Segera aku menjawab, "seharusnya bukan urusanmu. Terima kasih sudah berkunjung."
"Jelas aku mendengar, dia takut kamu berpaling padaku, kan? Ninda... apa aku sudah tidak ada di hatimu?" Banyu mengatakan lirih, seolah tak ingin Tana mendengar, nadanya bersikeras ingin tahu.
Aku menatap Tama yang juga tengah menatapku, kepalaku menggeleng kecil padanya berharap Tama paham untuk membiarkan aku menyelesaikan masalah ini sendiri. Di sisi lain aku juga tidak ingin klaim pertunangan antara aku dan dia tereskpos orang lain.

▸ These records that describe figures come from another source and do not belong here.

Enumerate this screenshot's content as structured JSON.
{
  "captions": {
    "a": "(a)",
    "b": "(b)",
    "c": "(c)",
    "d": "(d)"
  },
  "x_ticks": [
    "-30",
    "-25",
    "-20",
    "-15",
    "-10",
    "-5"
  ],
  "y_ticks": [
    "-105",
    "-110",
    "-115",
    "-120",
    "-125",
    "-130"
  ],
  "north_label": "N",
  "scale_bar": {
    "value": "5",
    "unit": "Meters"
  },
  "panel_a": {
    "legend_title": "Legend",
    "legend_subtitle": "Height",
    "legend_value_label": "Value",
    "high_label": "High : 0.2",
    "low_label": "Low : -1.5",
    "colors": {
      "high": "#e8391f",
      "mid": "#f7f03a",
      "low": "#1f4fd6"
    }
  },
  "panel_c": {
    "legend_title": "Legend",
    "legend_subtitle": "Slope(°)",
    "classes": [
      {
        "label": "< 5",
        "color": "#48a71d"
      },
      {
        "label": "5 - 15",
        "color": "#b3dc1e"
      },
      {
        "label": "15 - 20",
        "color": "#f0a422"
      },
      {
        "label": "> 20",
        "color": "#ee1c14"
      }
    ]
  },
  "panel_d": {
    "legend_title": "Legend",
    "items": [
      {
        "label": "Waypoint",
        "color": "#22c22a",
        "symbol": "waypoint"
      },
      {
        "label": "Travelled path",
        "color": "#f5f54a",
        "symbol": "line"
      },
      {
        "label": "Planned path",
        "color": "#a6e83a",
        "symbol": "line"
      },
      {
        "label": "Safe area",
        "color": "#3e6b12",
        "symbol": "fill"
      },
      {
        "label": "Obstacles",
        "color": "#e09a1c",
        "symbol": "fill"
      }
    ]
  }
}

"Apapun hubungan kami, itu tidak ada hubungannya denganmu, Pak Banyu. Aku ingin istirahat, sekali lagi terima kasih."
Banyu tak juga beranjak, pria itu memandang lurus padaku seakan mencari sesuatu yang tak membuatnya puas, padahal jelas-jelas kalimatku bernada mengusir.
"Tuan berdua, bisakah sekarang aku istirahat?"
"Oh, tentu. Istirahat saja. Aku masih ada urusan dengan ayahmu yang sebentar lagi datang." Itu Tama, memandang pada Banyu dengan raut malas. Dengan tatapannya juga dia mengusir Banyu. Padahal pengusiran itu berlaku untuknya juga. Arg, belum apa-apa qku sudah lelah duluan menghadapi Tama.
"Baik, setidaknya kamu masih di bawah agensiku. Istirahatlah." Banyu berbalik untuk mengangguk singkat pada Tama, lalu melangkah keluar ruangan ini dengan langkah yang berat. Sebelum Banyu keluar dari pintu, matanya dia larikan padaku untuk menguncinya. Aku memilih berpaling, tak ingin lagi berurusan dengannya.
Kini tinggal kami berdua, Tama mengangkat sebelah alisnya. Dadaku terasa pengap, mengapa wajahnya jadi tidak puas lagi? Salahku di mana coba?
"Nda, gadis yang baik tidak mengusir calon suaminya."
Aku mencebik, 'Terserah dia saja'.
Pura-pura tidur adalah pilihan terbaik, toh aku tidak akan bisa membuat pria itu pergi. Nyatanya aku memang terlelap, walau rasa aneh menggeluti hati, bisa-bisanya aku tertidur di bawah penjagaan seorang Tamawijaya yang betah di ruanganku. Aku terbangun ketika sayup-sayup ku dengar dua pria yang tengah berbincang kaku. Penasaran, aku segera membuka mata.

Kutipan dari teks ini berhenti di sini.